Так они вдвоем и правили. Отец больше по домашности, а Марко — поехать куда-нибудь, купить, продать. Меньшим братом был, должен был бы нас со Степаном уважать, а он, чуя за собой отцовскую руку, такую волю взял над нами! Стал прикрикивать, как на работников. Забежит иной раз на степь, где мы жили все лето, — я, Степан, Федька, сын мой, Степановы девчата, — как приказчик, на дрожках, плетка в руке. И то ему не так и это не так. Сено перестояло, мало скосили, рано выпрягаем. «Вы, говорит, мне тут пошевеливайтесь веселее! Чтоб к воскресенью все сено было в стогах». Степан как-то не вытерпел. «Тебе-е? — говорит. — Ах ты, шут гороховый! А этого тебе не желательно?» — да как хватит его по спине вилами, тот с дрожек и кувыркнулся. Что там было! Марковы дети — на Степана, мы с Федькой вступились за него — и нам попало. Бабы передрались. И такое случалось у нас не раз, а частенько…
Вот так и жили. Денег отец на руки никому не давал. «Хлеб жрете? — говорит. — Одежа, обувка есть? На что вам еще? На баловство?» Как раз была у нас такая жизнь, как вот некоторым нравится: несчитанное, немереное, неделенное. Степан пытался было кой-когда посчитаться — один скандал. Но чуяли мы с ним, что дела неладные. Куда-то же они деваются, эти деньги, что выручаем за хлеб, за скот?

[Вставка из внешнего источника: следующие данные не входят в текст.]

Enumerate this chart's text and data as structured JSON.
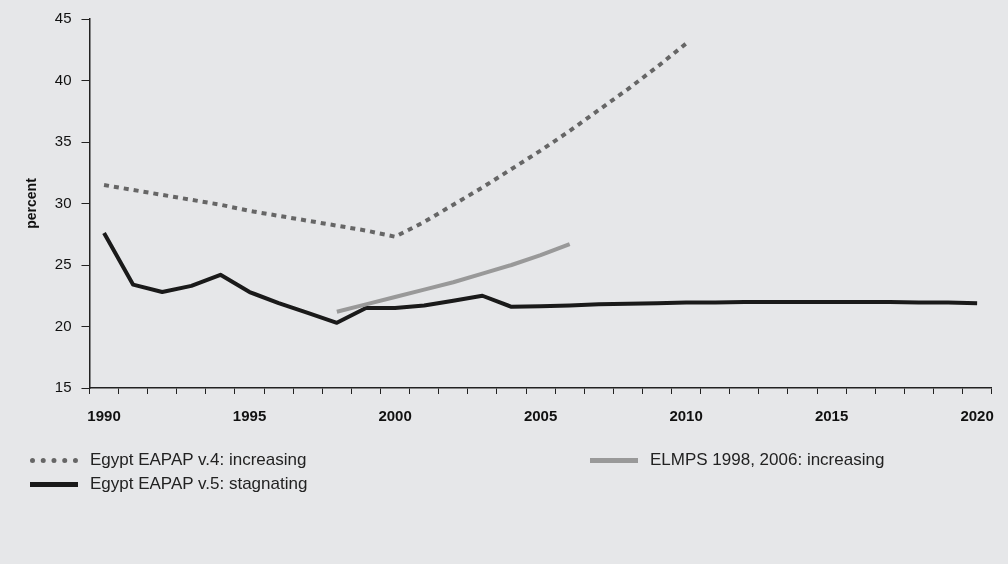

Долго жили мы вместе. Федору моему уже двадцать лет было, когда поделились. Все-таки поделились. Когда уже всем стало невмоготу. Больше всех досталось Мотьке бедной, Степановой жинке. Загнали бабу в могилу…
Мотька была молодица такая, что по нынешним временам не знаю как бы ее и возвеличили за ее работу. Первой ударницей прославили бы. Собою была щупленькая, худенькая, но в работе — огонь! И на степи ворочала за троих и дома. На все руки была мастерица. Мы хоть зимою отсыпались вволю, а Мотька круглый год не знала отдыха. Все спят уже, и бабы спят, а она сидит чуть не до рассвета при каганце, шьет. Всю ораву одевала. Штаны, рубахи наши эти самые холщовые — все это ее работа была. Сама и пряла, и ткала, и шила. Но раз уже пошло у отца со Степаном разногласие, и невестка немила стала, ничем не могла ему угодить. Не так ступнула, не так повернулась, не так села. Отец и называл ее не иначе, как в насмешку, — модистка. «А где ж это наша модистка? Эй ты, модистка!», «Так — черт-те что, не молодица! — говорил он. — В чем только душа держится, кожа да кости, сказано — модистка! Гашка, вот это баба! Нашей породы, крестьянской. Мешок за хорошего мужика понесет». Гашка, Маркова жинка, была его любимая невестка. Ростом на голову выше Марка, пудов шесть весу — идет, земля под ней дрожит.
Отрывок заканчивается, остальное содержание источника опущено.